BRITISH ELECTION IS BIG BUSINESS FOR BOOKIES
Bookmaking firms are expecting GBP 100 million in bets in a close-fought election.
Bookmaking firms expect to see around GBP 100 million in bets made on the outcome of the May 7 general election in Britain, reports the Reuters news agency, noting that this is the closest-fought election in a generation and could result in a hung parliament and coalition government deals.
Individual punters are betting on their favourites, some to the tune of hundreds of thousands of pounds sterling, with leading UK bookies watching developments and adjusting odds constantly.
The current situation has the opinion polls claiming that the main Conservative and Labour political parties lead and are neck-and-neck, with lesser parties hoping to play kingmaker in a hung parliament, but bookie odds still favour the Conservatives for re-election, albeit with a very slim margin.
Interestingly, experts have expressed the view that the bookmaking odds probably offer the most accurate indicators of the outcome, especially in the late stages of campaigning.
"When the betting markets say one thing and the polls say another, the evidence suggests that it is a good idea to go with the markets," Professor Leighton Vaughan Williams, director of the Betting Research Unit at Nottingham Business School, told Reuters.
"I've interrogated huge data sets of polls and betting markets over many, many years in the U.S. and the UK and basically the betting markets are very, very accurate predictors of the outcome of elections, and certainly compared to polls."
The professor said he could think of no recent examples of betting markets getting it wrong and cited the Israeli election in March as an example, noting that the markets bet on prime minister Netanyahu winning, whilst even the last-minute polls predicted his defeat.

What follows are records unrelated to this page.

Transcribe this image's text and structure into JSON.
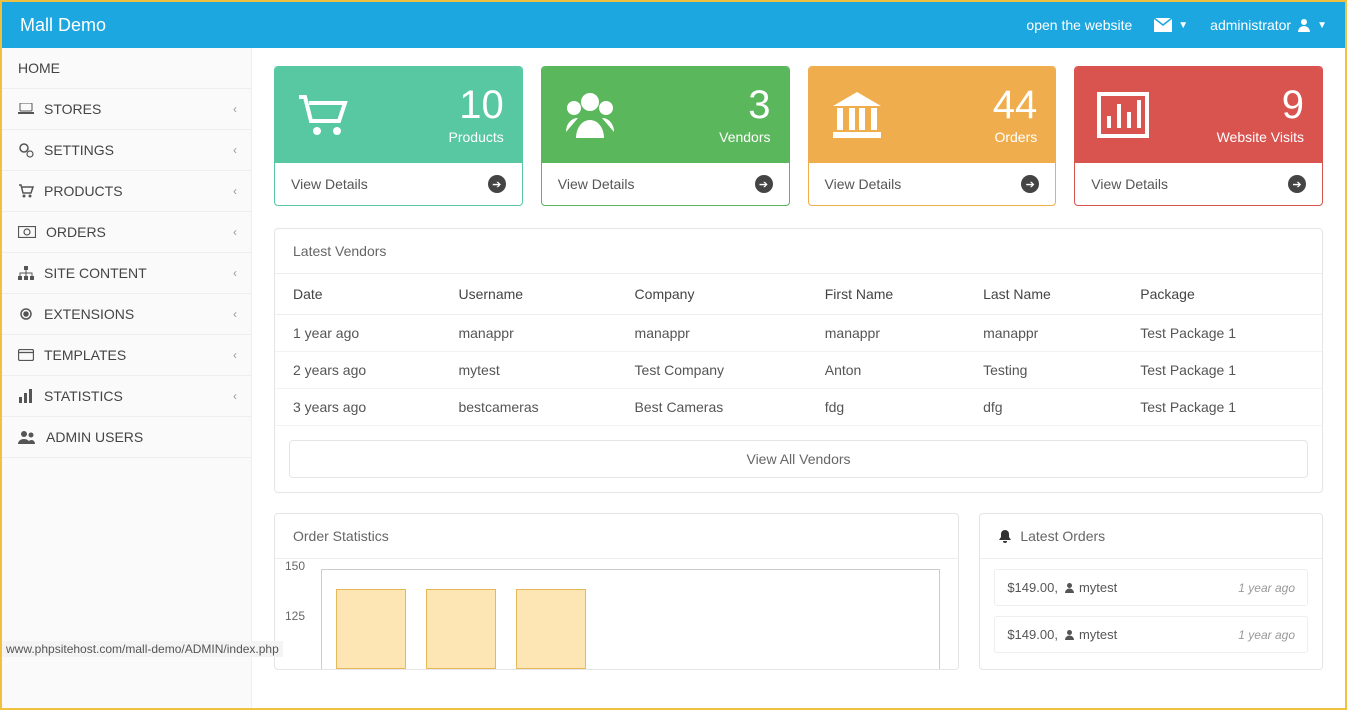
{
  "header": {
    "brand": "Mall Demo",
    "open_site": "open the website",
    "admin": "administrator"
  },
  "sidebar": {
    "home": "HOME",
    "items": [
      {
        "label": "STORES",
        "icon": "laptop"
      },
      {
        "label": "SETTINGS",
        "icon": "cogs"
      },
      {
        "label": "PRODUCTS",
        "icon": "cart"
      },
      {
        "label": "ORDERS",
        "icon": "money"
      },
      {
        "label": "SITE CONTENT",
        "icon": "sitemap"
      },
      {
        "label": "EXTENSIONS",
        "icon": "gear"
      },
      {
        "label": "TEMPLATES",
        "icon": "window"
      },
      {
        "label": "STATISTICS",
        "icon": "bar-chart"
      },
      {
        "label": "ADMIN USERS",
        "icon": "users"
      }
    ]
  },
  "cards": [
    {
      "value": "10",
      "label": "Products",
      "link": "View Details",
      "color": "teal",
      "icon": "cart"
    },
    {
      "value": "3",
      "label": "Vendors",
      "link": "View Details",
      "color": "green",
      "icon": "users"
    },
    {
      "value": "44",
      "label": "Orders",
      "link": "View Details",
      "color": "orange",
      "icon": "bank"
    },
    {
      "value": "9",
      "label": "Website Visits",
      "link": "View Details",
      "color": "red",
      "icon": "bar-chart"
    }
  ],
  "vendors_panel": {
    "title": "Latest Vendors",
    "columns": [
      "Date",
      "Username",
      "Company",
      "First Name",
      "Last Name",
      "Package"
    ],
    "rows": [
      [
        "1 year ago",
        "manappr",
        "manappr",
        "manappr",
        "manappr",
        "Test Package 1"
      ],
      [
        "2 years ago",
        "mytest",
        "Test Company",
        "Anton",
        "Testing",
        "Test Package 1"
      ],
      [
        "3 years ago",
        "bestcameras",
        "Best Cameras",
        "fdg",
        "dfg",
        "Test Package 1"
      ]
    ],
    "view_all": "View All Vendors"
  },
  "stats_panel": {
    "title": "Order Statistics"
  },
  "latest_orders_panel": {
    "title": "Latest Orders",
    "items": [
      {
        "amount": "$149.00,",
        "user": "mytest",
        "ago": "1 year ago"
      },
      {
        "amount": "$149.00,",
        "user": "mytest",
        "ago": "1 year ago"
      }
    ]
  },
  "chart_data": {
    "type": "bar",
    "title": "Order Statistics",
    "ylim": [
      0,
      150
    ],
    "yticks_visible": [
      150,
      125
    ],
    "values_visible": [
      140,
      140,
      140
    ],
    "note": "Only top portion of chart visible in screenshot; three bars shown at approximately y≈140 each."
  },
  "statusbar": "www.phpsitehost.com/mall-demo/ADMIN/index.php"
}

In the UK election arena at present, prediction markets favour the Conservatives.
Whilst GBP 100 million in wagers may seem a lot, it is dwarfed by other major gambling events such as the Grand National, which regularly attract action in excess of GBP 300 million.
Vaughan Williams thinks that up to five times as much money could be wagered before May 7 than was the case in the last UK general election back in 2010, which saw the Conservatives form a coalition with the Liberal Democrats.